Directed by: Frank Darabont

Premise: An adaptation of Stephen King’s novella. A fog descends on a small New England town, trapping residents inside of a grocery store. When it’s discovered that there are flesh-eating monsters in the fog, the residents take shelter and wait out the threat but conflicts between the residents threaten to rip them apart.

What Works: Although The Mist is adapted from a Stephen King novella, the film owes a lot to Rod Serling and George A. Romero. This is a horror picture, but the film takes the opportunity to be intelligent while delivering some great scares. The film scores on both accounts, especially in comparison to many of the neo-splatter films that have been released in the past two years. The story escalates its threats both within the store and outside of it, as a religious fanatic (Marcia Gay Harden) becomes the spiritual guru of a growing segment of citizens and her psychotic ramblings become a threat to the non-believers. As tensions increase, the citizens fight among each other, competing for power and control over the store’s resources. These issues and themes have been explored before in Serling’s Twilight Zone series and Romero’s Living Dead films, but The Mist does its story very well with authentic characters and credible decisions. As a horror film, The Mist is able to execute some of the characteristic scenarios, such as putting our heroes in a dark place where the monsters may or may not be, but the film has enough respect for the audience to give our characters a reason to be there and allow them credible actions when they come face to face with the monsters.

What Doesn’t: The ending of The Mist is problematic.

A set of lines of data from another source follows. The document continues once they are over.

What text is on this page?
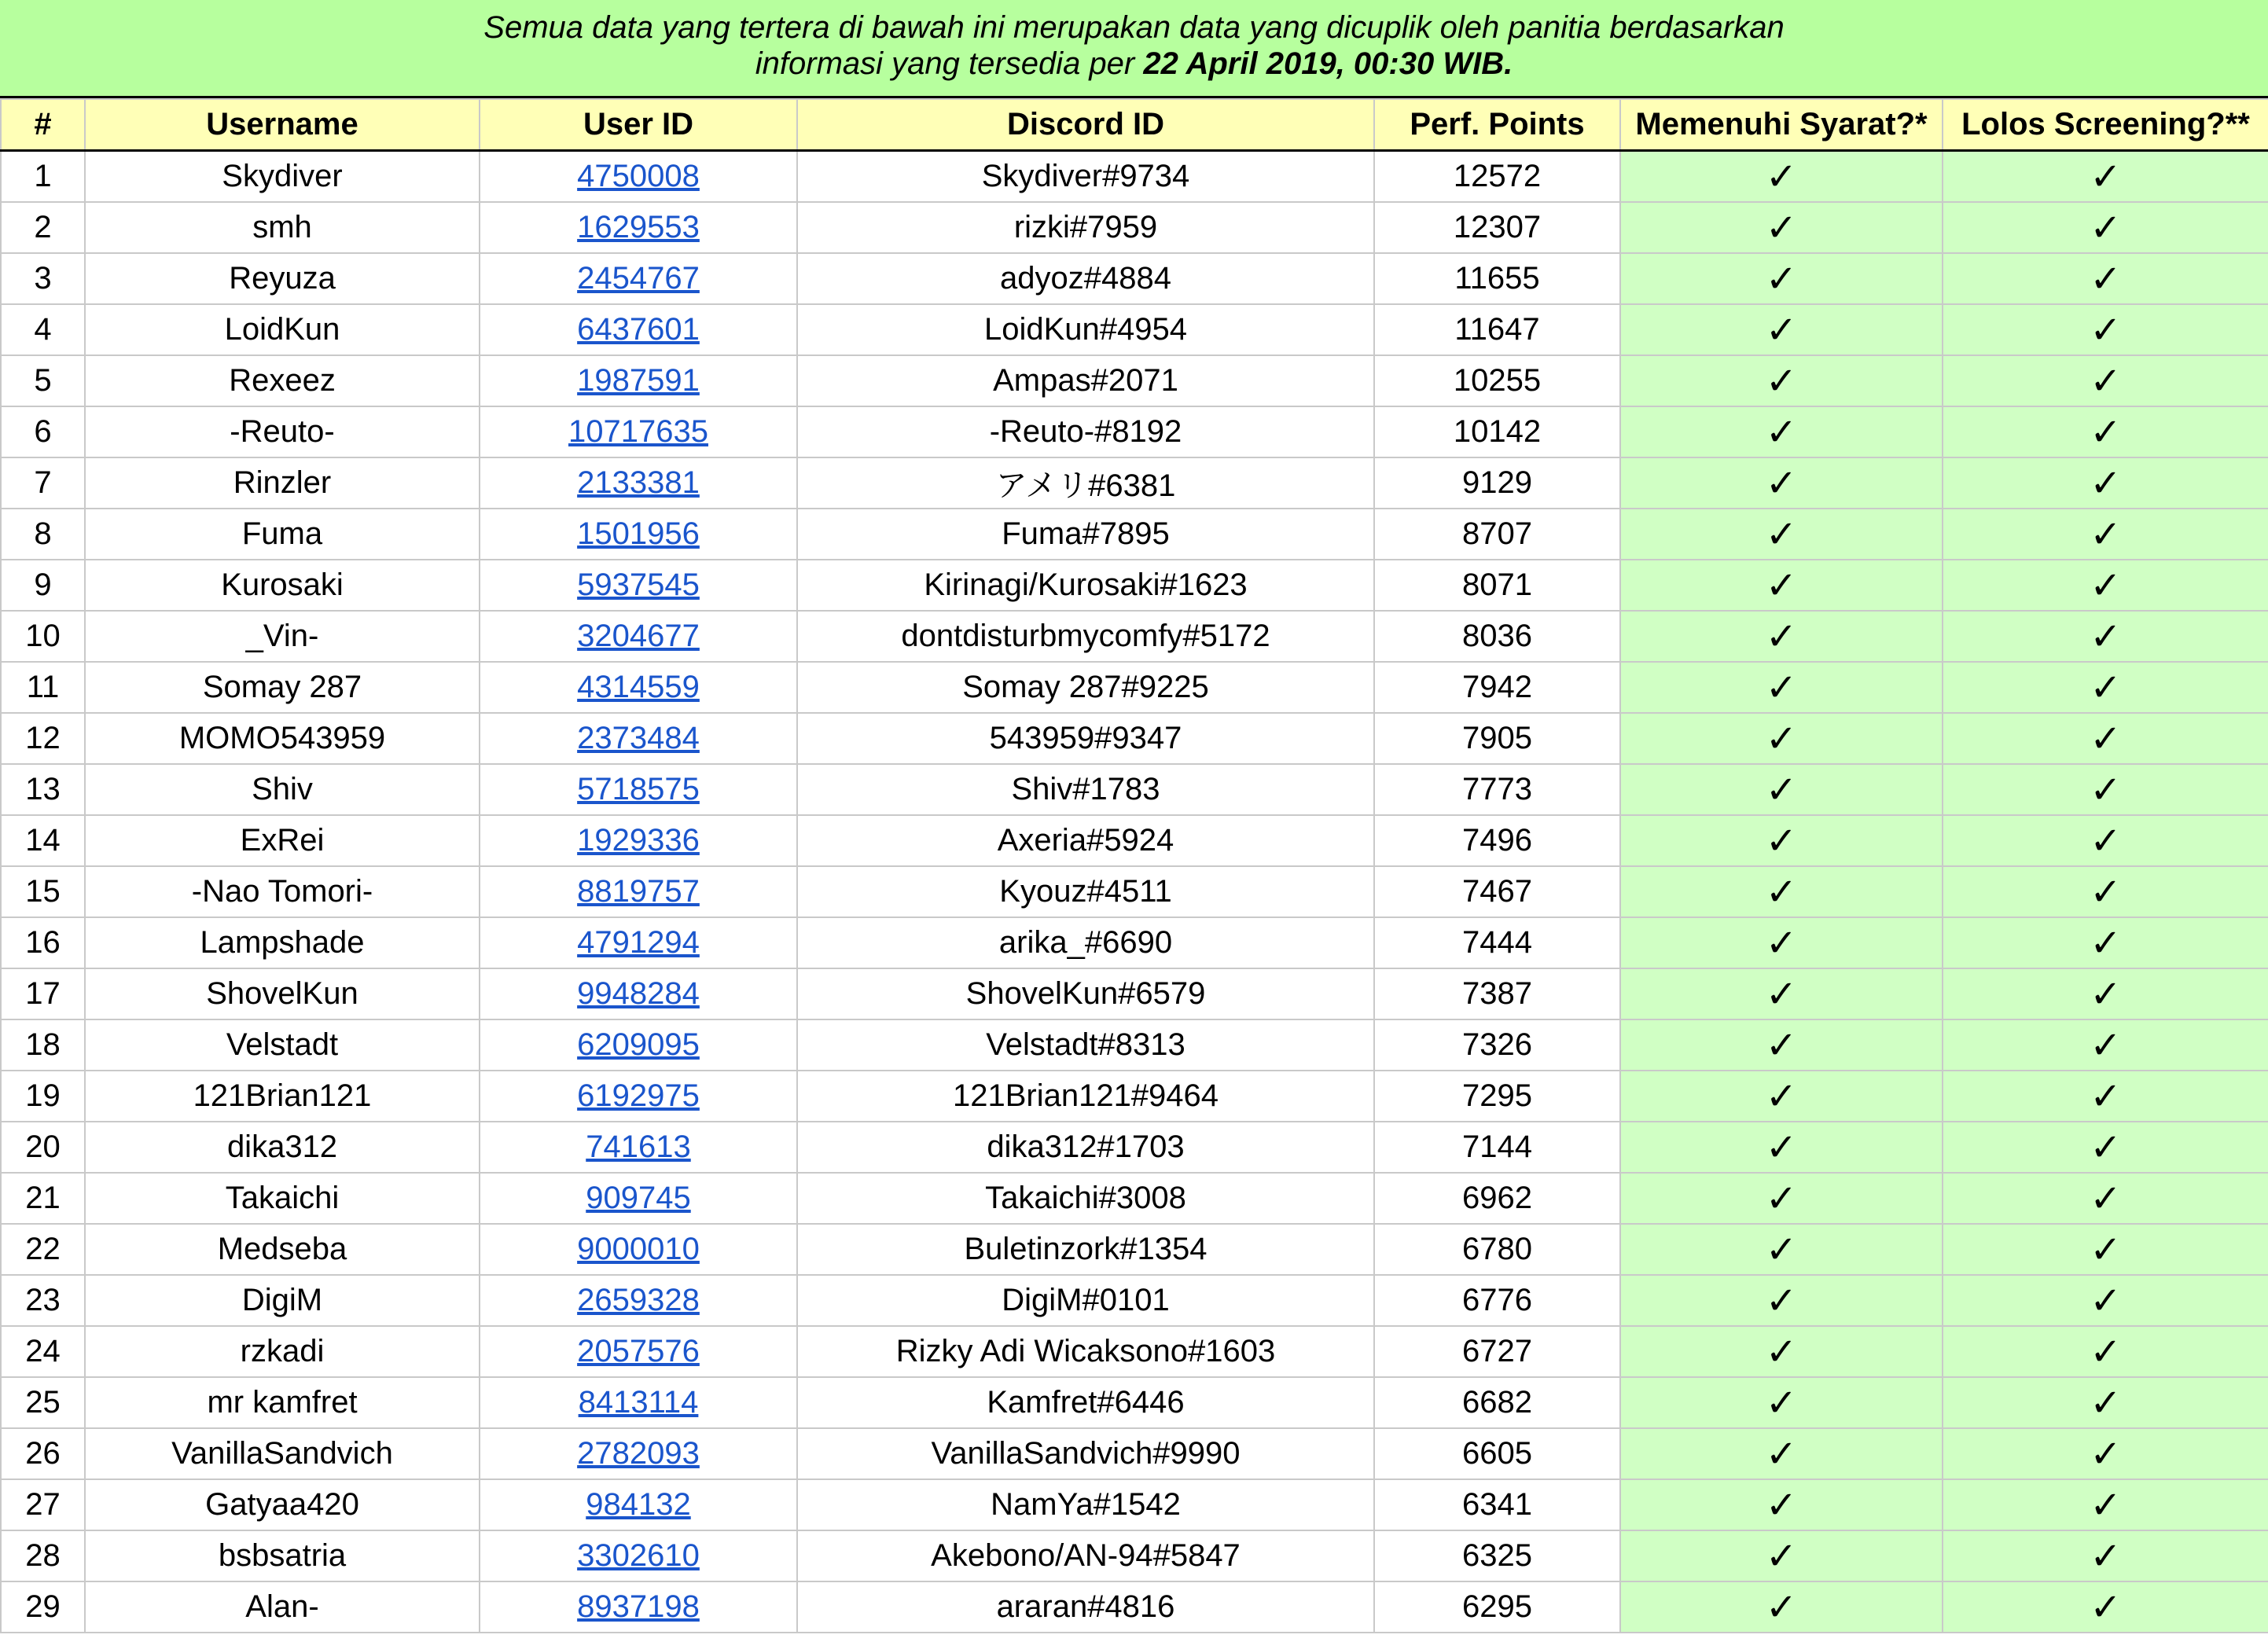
Semua data yang tertera di bawah ini merupakan data yang dicuplik oleh panitia berdasarkan
informasi yang tersedia per 22 April 2019, 00:30 WIB.
#	Username	User ID	Discord ID	Perf. Points	Memenuhi Syarat?*	Lolos Screening?**
1	Skydiver	4750008	Skydiver#9734	12572	✓	✓
2	smh	1629553	rizki#7959	12307	✓	✓
3	Reyuza	2454767	adyoz#4884	11655	✓	✓
4	LoidKun	6437601	LoidKun#4954	11647	✓	✓
5	Rexeez	1987591	Ampas#2071	10255	✓	✓
6	-Reuto-	10717635	-Reuto-#8192	10142	✓	✓
7	Rinzler	2133381	アメリ#6381	9129	✓	✓
8	Fuma	1501956	Fuma#7895	8707	✓	✓
9	Kurosaki	5937545	Kirinagi/Kurosaki#1623	8071	✓	✓
10	_Vin-	3204677	dontdisturbmycomfy#5172	8036	✓	✓
11	Somay 287	4314559	Somay 287#9225	7942	✓	✓
12	MOMO543959	2373484	543959#9347	7905	✓	✓
13	Shiv	5718575	Shiv#1783	7773	✓	✓
14	ExRei	1929336	Axeria#5924	7496	✓	✓
15	-Nao Tomori-	8819757	Kyouz#4511	7467	✓	✓
16	Lampshade	4791294	arika_#6690	7444	✓	✓
17	ShovelKun	9948284	ShovelKun#6579	7387	✓	✓
18	Velstadt	6209095	Velstadt#8313	7326	✓	✓
19	121Brian121	6192975	121Brian121#9464	7295	✓	✓
20	dika312	741613	dika312#1703	7144	✓	✓
21	Takaichi	909745	Takaichi#3008	6962	✓	✓
22	Medseba	9000010	Buletinzork#1354	6780	✓	✓
23	DigiM	2659328	DigiM#0101	6776	✓	✓
24	rzkadi	2057576	Rizky Adi Wicaksono#1603	6727	✓	✓
25	mr kamfret	8413114	Kamfret#6446	6682	✓	✓
26	VanillaSandvich	2782093	VanillaSandvich#9990	6605	✓	✓
27	Gatyaa420	984132	NamYa#1542	6341	✓	✓
28	bsbsatria	3302610	Akebono/AN-94#5847	6325	✓	✓
29	Alan-	8937198	araran#4816	6295	✓	✓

The irony and darkness of the conclusion is to be appreciated, but the character’s final decision flies in the face of the survival theme that fuels the film up to that point.

Bottom Line: Adaptations of Stephen King’s work have varied in quality over the years but The Mist is certainly one of the better films. The ending is too incongruous with the rest of the film to put it on par with The Shawshank Redemption or Misery but it does at least equal The Dead Zone and Pet Sematary.